Our suppliers who may have access to personal data, with the aim of providing services ancillary to our activity (hosting, housing, software as a service, remote backup, support services or computer maintenance, email managers, sending e-mails and e-mail marketing, file transfer etc …), have their data processing centres within the European Economic Area or in countries with the same level of adequacy as established by the European Commission and the European Data Protection Committee.
What rights can you exercise?
These are known as ARCO-POL rights, you can exercise them by sending an e-mail to: email@example.com
Right of access: You can ask us what personal data we are processing and even ask for a copy of it.
Right of rectification: You can ask us to rectify inaccurate personal data or to complete those that are incomplete, including by means of an additional declaration.
Right to delete (right to forget): You can ask us to delete your personal data when: they are not necessary for the purposes for which they were collected, you withdraw your consent, there has been an unlawful processing of them or for compliance with a legal obligation.
Right to limit processing: You may ask us to limit the processing of your data, in which case we will only keep them for the exercise or defence of claims.
Right to object: You may object to the processing of your data if such processing is based on the legitimate interest of the data controller or is for advertising purposes.
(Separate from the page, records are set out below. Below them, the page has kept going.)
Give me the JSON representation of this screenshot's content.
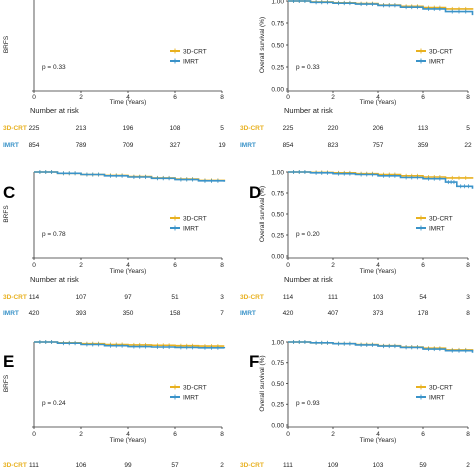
{
  "colors": {
    "3D-CRT": "#e8b120",
    "IMRT": "#3a93c9"
  },
  "chart_data": [
    {
      "type": "line",
      "panel": "",
      "ylabel": "BRFS",
      "xlabel": "Time (Years)",
      "xlim": [
        0,
        8
      ],
      "ylim": [
        0,
        1.0
      ],
      "xticks": [
        0,
        2,
        4,
        6,
        8
      ],
      "yticks": [
        "0.00",
        "0.25",
        "0.50",
        "0.75",
        "1.00"
      ],
      "show_yticks": false,
      "p_value": "p = 0.33",
      "legend": [
        "3D-CRT",
        "IMRT"
      ],
      "series": [
        {
          "name": "3D-CRT",
          "x": [
            0,
            1,
            2,
            3,
            4,
            5,
            6,
            7,
            8.3
          ],
          "y": [
            1.0,
            0.985,
            0.975,
            0.965,
            0.955,
            0.945,
            0.935,
            0.93,
            0.93
          ]
        },
        {
          "name": "IMRT",
          "x": [
            0,
            1,
            2,
            3,
            4,
            5,
            6,
            7,
            8.3
          ],
          "y": [
            1.0,
            0.98,
            0.965,
            0.955,
            0.945,
            0.935,
            0.925,
            0.92,
            0.915
          ]
        }
      ],
      "risk_title": "Number at risk",
      "risk_table": [
        {
          "group": "3D-CRT",
          "values": [
            "225",
            "213",
            "196",
            "108",
            "5"
          ]
        },
        {
          "group": "IMRT",
          "values": [
            "854",
            "789",
            "709",
            "327",
            "19"
          ]
        }
      ]
    },
    {
      "type": "line",
      "panel": "",
      "ylabel": "Overall survival (%)",
      "xlabel": "Time (Years)",
      "xlim": [
        0,
        8
      ],
      "ylim": [
        0,
        1.0
      ],
      "xticks": [
        0,
        2,
        4,
        6,
        8
      ],
      "yticks": [
        "0.00",
        "0.25",
        "0.50",
        "0.75",
        "1.00"
      ],
      "show_yticks": true,
      "p_value": "p = 0.33",
      "legend": [
        "3D-CRT",
        "IMRT"
      ],
      "series": [
        {
          "name": "3D-CRT",
          "x": [
            0,
            1,
            2,
            3,
            4,
            5,
            6,
            7,
            8.2
          ],
          "y": [
            1.0,
            0.99,
            0.98,
            0.97,
            0.955,
            0.94,
            0.925,
            0.91,
            0.9
          ]
        },
        {
          "name": "IMRT",
          "x": [
            0,
            1,
            2,
            3,
            4,
            5,
            6,
            7,
            8.2
          ],
          "y": [
            1.0,
            0.985,
            0.975,
            0.965,
            0.95,
            0.93,
            0.91,
            0.88,
            0.84
          ]
        }
      ],
      "risk_title": "Number at risk",
      "risk_table": [
        {
          "group": "3D-CRT",
          "values": [
            "225",
            "220",
            "206",
            "113",
            "5"
          ]
        },
        {
          "group": "IMRT",
          "values": [
            "854",
            "823",
            "757",
            "359",
            "22"
          ]
        }
      ]
    },
    {
      "type": "line",
      "panel": "C",
      "ylabel": "BRFS",
      "xlabel": "Time (Years)",
      "xlim": [
        0,
        8
      ],
      "ylim": [
        0,
        1.0
      ],
      "xticks": [
        0,
        2,
        4,
        6,
        8
      ],
      "yticks": [
        "0.00",
        "0.25",
        "0.50",
        "0.75",
        "1.00"
      ],
      "show_yticks": false,
      "p_value": "p = 0.78",
      "legend": [
        "3D-CRT",
        "IMRT"
      ],
      "series": [
        {
          "name": "3D-CRT",
          "x": [
            0,
            1,
            2,
            3,
            4,
            5,
            6,
            7,
            8.1
          ],
          "y": [
            1.0,
            0.985,
            0.97,
            0.96,
            0.945,
            0.93,
            0.915,
            0.9,
            0.89
          ]
        },
        {
          "name": "IMRT",
          "x": [
            0,
            1,
            2,
            3,
            4,
            5,
            6,
            7,
            8.1
          ],
          "y": [
            1.0,
            0.985,
            0.97,
            0.955,
            0.94,
            0.925,
            0.91,
            0.895,
            0.885
          ]
        }
      ],
      "risk_title": "Number at risk",
      "risk_table": [
        {
          "group": "3D-CRT",
          "values": [
            "114",
            "107",
            "97",
            "51",
            "3"
          ]
        },
        {
          "group": "IMRT",
          "values": [
            "420",
            "393",
            "350",
            "158",
            "7"
          ]
        }
      ]
    },
    {
      "type": "line",
      "panel": "D",
      "ylabel": "Overall survival (%)",
      "xlabel": "Time (Years)",
      "xlim": [
        0,
        8
      ],
      "ylim": [
        0,
        1.0
      ],
      "xticks": [
        0,
        2,
        4,
        6,
        8
      ],
      "yticks": [
        "0.00",
        "0.25",
        "0.50",
        "0.75",
        "1.00"
      ],
      "show_yticks": true,
      "p_value": "p = 0.20",
      "legend": [
        "3D-CRT",
        "IMRT"
      ],
      "series": [
        {
          "name": "3D-CRT",
          "x": [
            0,
            1,
            2,
            3,
            4,
            5,
            6,
            7,
            8.2
          ],
          "y": [
            1.0,
            0.995,
            0.99,
            0.98,
            0.97,
            0.955,
            0.94,
            0.93,
            0.92
          ]
        },
        {
          "name": "IMRT",
          "x": [
            0,
            1,
            2,
            3,
            4,
            5,
            6,
            7,
            7.5,
            8.2
          ],
          "y": [
            1.0,
            0.99,
            0.98,
            0.97,
            0.955,
            0.935,
            0.92,
            0.88,
            0.83,
            0.8
          ]
        }
      ],
      "risk_title": "Number at risk",
      "risk_table": [
        {
          "group": "3D-CRT",
          "values": [
            "114",
            "111",
            "103",
            "54",
            "3"
          ]
        },
        {
          "group": "IMRT",
          "values": [
            "420",
            "407",
            "373",
            "178",
            "8"
          ]
        }
      ]
    },
    {
      "type": "line",
      "panel": "E",
      "ylabel": "BRFS",
      "xlabel": "Time (Years)",
      "xlim": [
        0,
        8
      ],
      "ylim": [
        0,
        1.0
      ],
      "xticks": [
        0,
        2,
        4,
        6,
        8
      ],
      "yticks": [
        "0.00",
        "0.25",
        "0.50",
        "0.75",
        "1.00"
      ],
      "show_yticks": false,
      "p_value": "p = 0.24",
      "legend": [
        "3D-CRT",
        "IMRT"
      ],
      "series": [
        {
          "name": "3D-CRT",
          "x": [
            0,
            1,
            2,
            3,
            4,
            5,
            6,
            7,
            8.1
          ],
          "y": [
            1.0,
            0.99,
            0.98,
            0.97,
            0.965,
            0.96,
            0.955,
            0.95,
            0.95
          ]
        },
        {
          "name": "IMRT",
          "x": [
            0,
            1,
            2,
            3,
            4,
            5,
            6,
            7,
            8.1
          ],
          "y": [
            1.0,
            0.985,
            0.97,
            0.955,
            0.945,
            0.94,
            0.935,
            0.93,
            0.925
          ]
        }
      ],
      "risk_title": "",
      "risk_table": [
        {
          "group": "3D-CRT",
          "values": [
            "111",
            "106",
            "99",
            "57",
            "2"
          ]
        }
      ]
    },
    {
      "type": "line",
      "panel": "F",
      "ylabel": "Overall survival (%)",
      "xlabel": "Time (Years)",
      "xlim": [
        0,
        8
      ],
      "ylim": [
        0,
        1.0
      ],
      "xticks": [
        0,
        2,
        4,
        6,
        8
      ],
      "yticks": [
        "0.00",
        "0.25",
        "0.50",
        "0.75",
        "1.00"
      ],
      "show_yticks": true,
      "p_value": "p = 0.93",
      "legend": [
        "3D-CRT",
        "IMRT"
      ],
      "series": [
        {
          "name": "3D-CRT",
          "x": [
            0,
            1,
            2,
            3,
            4,
            5,
            6,
            7,
            8.2
          ],
          "y": [
            1.0,
            0.99,
            0.98,
            0.97,
            0.955,
            0.94,
            0.925,
            0.905,
            0.89
          ]
        },
        {
          "name": "IMRT",
          "x": [
            0,
            1,
            2,
            3,
            4,
            5,
            6,
            7,
            8.2
          ],
          "y": [
            1.0,
            0.99,
            0.98,
            0.965,
            0.95,
            0.935,
            0.915,
            0.895,
            0.87
          ]
        }
      ],
      "risk_title": "",
      "risk_table": [
        {
          "group": "3D-CRT",
          "values": [
            "111",
            "109",
            "103",
            "59",
            "2"
          ]
        }
      ]
    }
  ]
}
Once we have received any of the above requests we will respond within the legally established deadlines. You can complain to the Spanish Data Protection Agency. If you would like more information about the rights you can exercise and to request model forms for exercising your rights, you can visit the Spanish Data Protection Agency website, www.aepd.es
What categories of data do we process?
The RGPD establishes two categories of personal data, those known as identifying data and those known as special categories: ethnic or racial origin, political opinions, religious or philosophical beliefs, trade union membership, genetic or health data, biometric data, data concerning life or sexual orientation.
The categories of data we process are identification data, we do not process data considered as special categories of data (genetic, biometric, etc.)